Hee Ju Kang1, Robert Stewart2, Kyung Yeol Bae1, Sung Wan Kim1, Il Seon Shin1, Hyuno Kang3, Won Jin Moon3, Young Joon Hong4, Youngkeun Ahn4, Myung Ho Jeong4, Jin Sang Yoon1 and Jae Min Kim1

1 Department of Psychiatry, Chonnam National University Medical School, Gwangju, Korea

2 King’s College London, Institute of Psychiatry, London, UK

3 Gwangju Center, Korea Basic Science Institute, Gwangju, Korea

4 Department of Cardiology, Chonnam National University Medical School, Gwangju, Korea

Correspondence to:

Jae Min Kim, email:

Keywords: depression; homocysteine; MTHFR C677T polymorphism; acute coronary syndrome; biomarkers

Received: July 13, 2016 Accepted: September 06, 2016 Published: September 10, 2016

Abstract

We investigated roles of plasma homocysteine and MTHFR gene in relation to risks and treatment responses of depression in ACS. A sample of 969 patients with recent ACS were recruited and 711 followed 1 year later. In addition, of 378 baseline participants with depressive disorder, 255 were randomized to a 24-week double blind trial of escitalopram (N = 127) or placebo (N = 128).

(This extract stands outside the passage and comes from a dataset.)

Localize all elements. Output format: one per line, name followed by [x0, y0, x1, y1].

A higher homocysteine concentration was independently associated with prevalent depressive disorder at baseline irrespective of MTHFR genotype; and with both incident and persistent depressive disorder at follow-up only in the presence of TT genotype. MTHFR genotype was not itself associated with depressive disorder after ACS. No associations were found with 24-week antidepressant treatment responses. Plasma homocysteine could be a biomarker for depressive disorder particularly in the acute phase of ACS. Focused interventions for those with higher homocysteine level and MTHFR TT genotype might reduce the risk of later depressive disorder.